So, "Are Design Patterns Missing Language Features"? - yiedyie
http://programmers.stackexchange.com/questions/165568/so-are-design-patterns-missing-language-features

======
dragonwriter
If, in any given language, you need to write out a prose recipe or code
template for how a design pattern is _implemented_ in that language, then
that's an indication of a limitation in the expressive power of the language.
If you can implement the pattern generally (not just a specific, limited form
of it) in a library/package etc. and just _use_ the implementation from
consumer code, then you aren't running into a language limitation.
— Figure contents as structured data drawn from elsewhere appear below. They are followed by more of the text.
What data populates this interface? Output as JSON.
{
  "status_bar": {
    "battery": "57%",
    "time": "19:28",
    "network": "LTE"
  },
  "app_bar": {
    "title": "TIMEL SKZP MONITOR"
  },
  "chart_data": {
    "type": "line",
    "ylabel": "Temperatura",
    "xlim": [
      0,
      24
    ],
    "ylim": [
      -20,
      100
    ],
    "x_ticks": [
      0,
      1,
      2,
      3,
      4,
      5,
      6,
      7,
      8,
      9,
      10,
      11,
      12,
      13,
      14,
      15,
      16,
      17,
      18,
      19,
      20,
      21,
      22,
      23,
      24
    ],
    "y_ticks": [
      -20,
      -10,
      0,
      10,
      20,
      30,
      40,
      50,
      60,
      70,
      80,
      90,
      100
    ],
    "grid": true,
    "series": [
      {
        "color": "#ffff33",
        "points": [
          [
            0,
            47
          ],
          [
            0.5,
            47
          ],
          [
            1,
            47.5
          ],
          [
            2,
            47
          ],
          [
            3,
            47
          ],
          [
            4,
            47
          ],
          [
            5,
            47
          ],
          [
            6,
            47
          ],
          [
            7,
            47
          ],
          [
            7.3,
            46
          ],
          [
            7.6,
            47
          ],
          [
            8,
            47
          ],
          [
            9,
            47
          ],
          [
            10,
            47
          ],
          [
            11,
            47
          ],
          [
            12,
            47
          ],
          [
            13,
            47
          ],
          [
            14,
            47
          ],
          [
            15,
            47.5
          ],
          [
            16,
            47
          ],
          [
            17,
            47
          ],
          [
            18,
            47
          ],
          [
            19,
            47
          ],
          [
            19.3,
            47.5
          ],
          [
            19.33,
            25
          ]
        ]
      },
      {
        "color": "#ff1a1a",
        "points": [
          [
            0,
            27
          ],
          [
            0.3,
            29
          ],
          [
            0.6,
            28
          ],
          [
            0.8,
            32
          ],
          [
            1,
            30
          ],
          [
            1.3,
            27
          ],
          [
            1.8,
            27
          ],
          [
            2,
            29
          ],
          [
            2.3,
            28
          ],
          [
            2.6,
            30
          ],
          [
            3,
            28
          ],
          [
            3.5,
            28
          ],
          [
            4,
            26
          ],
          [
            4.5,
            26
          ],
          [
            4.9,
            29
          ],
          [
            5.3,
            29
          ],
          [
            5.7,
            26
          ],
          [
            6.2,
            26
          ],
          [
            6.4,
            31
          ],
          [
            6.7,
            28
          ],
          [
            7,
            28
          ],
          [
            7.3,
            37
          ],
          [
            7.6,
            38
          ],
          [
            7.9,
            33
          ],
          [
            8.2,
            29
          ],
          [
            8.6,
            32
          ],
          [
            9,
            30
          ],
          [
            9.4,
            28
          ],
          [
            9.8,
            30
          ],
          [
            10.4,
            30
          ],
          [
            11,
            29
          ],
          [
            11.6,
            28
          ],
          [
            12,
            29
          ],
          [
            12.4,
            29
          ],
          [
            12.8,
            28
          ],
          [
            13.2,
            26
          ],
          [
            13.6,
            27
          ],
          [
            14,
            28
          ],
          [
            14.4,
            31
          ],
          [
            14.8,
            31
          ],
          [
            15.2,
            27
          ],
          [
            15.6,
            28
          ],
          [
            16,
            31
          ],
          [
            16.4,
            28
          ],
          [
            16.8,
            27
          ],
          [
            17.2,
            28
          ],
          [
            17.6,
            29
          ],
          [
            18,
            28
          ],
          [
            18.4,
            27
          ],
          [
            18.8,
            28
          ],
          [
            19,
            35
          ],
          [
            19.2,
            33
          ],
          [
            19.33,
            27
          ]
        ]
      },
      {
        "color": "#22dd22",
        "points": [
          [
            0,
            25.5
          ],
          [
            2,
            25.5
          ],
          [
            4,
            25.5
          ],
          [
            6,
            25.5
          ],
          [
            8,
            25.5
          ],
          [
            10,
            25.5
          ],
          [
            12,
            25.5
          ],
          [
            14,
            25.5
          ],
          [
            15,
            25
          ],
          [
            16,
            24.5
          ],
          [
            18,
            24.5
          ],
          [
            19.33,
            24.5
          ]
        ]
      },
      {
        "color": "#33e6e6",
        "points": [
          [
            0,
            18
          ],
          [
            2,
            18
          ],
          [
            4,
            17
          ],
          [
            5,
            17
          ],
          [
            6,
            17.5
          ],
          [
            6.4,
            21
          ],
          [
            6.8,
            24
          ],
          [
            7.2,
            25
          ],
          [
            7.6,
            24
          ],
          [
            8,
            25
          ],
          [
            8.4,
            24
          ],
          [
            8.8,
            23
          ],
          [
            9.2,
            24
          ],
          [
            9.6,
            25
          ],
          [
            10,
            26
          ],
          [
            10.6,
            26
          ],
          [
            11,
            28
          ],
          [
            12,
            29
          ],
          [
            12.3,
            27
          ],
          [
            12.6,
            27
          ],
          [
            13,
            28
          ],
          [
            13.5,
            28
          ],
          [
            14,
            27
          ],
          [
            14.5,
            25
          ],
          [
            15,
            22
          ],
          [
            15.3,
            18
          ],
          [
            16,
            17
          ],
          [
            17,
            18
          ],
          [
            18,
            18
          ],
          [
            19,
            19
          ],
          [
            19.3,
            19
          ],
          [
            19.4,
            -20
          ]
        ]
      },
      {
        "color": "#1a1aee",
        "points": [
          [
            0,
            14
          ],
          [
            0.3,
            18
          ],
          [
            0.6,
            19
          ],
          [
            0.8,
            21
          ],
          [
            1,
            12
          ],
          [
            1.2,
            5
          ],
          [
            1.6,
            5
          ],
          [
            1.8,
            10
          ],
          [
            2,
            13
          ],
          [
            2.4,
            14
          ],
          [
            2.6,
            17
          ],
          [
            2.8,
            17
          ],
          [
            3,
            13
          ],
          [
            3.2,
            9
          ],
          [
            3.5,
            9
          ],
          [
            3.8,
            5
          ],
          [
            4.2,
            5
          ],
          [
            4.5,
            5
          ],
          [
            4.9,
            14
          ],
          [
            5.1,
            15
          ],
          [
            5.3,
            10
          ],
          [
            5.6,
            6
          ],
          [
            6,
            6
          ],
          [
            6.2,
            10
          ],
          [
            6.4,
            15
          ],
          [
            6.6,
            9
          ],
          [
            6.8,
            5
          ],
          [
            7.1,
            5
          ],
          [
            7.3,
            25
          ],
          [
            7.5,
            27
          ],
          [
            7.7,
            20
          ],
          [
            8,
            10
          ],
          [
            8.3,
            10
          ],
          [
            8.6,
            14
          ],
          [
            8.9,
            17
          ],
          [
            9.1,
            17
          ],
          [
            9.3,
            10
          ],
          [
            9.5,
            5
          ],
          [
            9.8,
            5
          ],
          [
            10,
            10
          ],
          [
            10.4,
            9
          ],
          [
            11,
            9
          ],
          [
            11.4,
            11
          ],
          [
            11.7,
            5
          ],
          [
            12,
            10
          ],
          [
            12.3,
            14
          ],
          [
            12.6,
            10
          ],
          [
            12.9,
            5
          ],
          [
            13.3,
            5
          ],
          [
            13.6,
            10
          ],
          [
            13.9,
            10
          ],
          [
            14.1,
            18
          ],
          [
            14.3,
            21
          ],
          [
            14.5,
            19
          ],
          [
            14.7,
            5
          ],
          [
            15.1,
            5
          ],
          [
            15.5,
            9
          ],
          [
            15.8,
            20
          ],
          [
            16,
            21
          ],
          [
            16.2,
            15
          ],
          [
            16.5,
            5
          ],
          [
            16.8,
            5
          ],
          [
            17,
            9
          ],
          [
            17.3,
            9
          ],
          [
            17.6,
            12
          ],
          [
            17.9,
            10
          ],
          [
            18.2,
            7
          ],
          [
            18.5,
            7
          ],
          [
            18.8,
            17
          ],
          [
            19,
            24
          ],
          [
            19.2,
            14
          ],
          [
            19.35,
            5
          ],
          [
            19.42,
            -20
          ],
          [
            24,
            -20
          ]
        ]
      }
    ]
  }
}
This doesn't mean that the _pattern_ itself, even in that case, is a missing
language feature: while in some cases things that can be patterns in one
language may be basic independent language features in another -- e.g.,
"classes" or might be recipe-driven "design patterns" in C but basic language
features in Java -- they are just as much not a sign of a language
expressiveness limit if you can implement them as library code in a general
form, even when they aren't basic language features (e.g., "classes" in
JavaScript.)

And, even when language _can_ express them in library code, that there is a
value to doing so may not be clear until the patterns have been catalogged.

The basic upshot isn't that design patterns are missing language features so
much as that the design patterns you need a cookbook rather than a library for
are a function of language features (you still -- whether in cookbook or
recipe form -- benefit from understanding the pattern, motivating uses,
considerations that apply to using the pattern, etc.; the difference in
whether you are going to need to code the specific use yourself or be able to
grab library code and call it with appropriate arguments when you need to use
it.)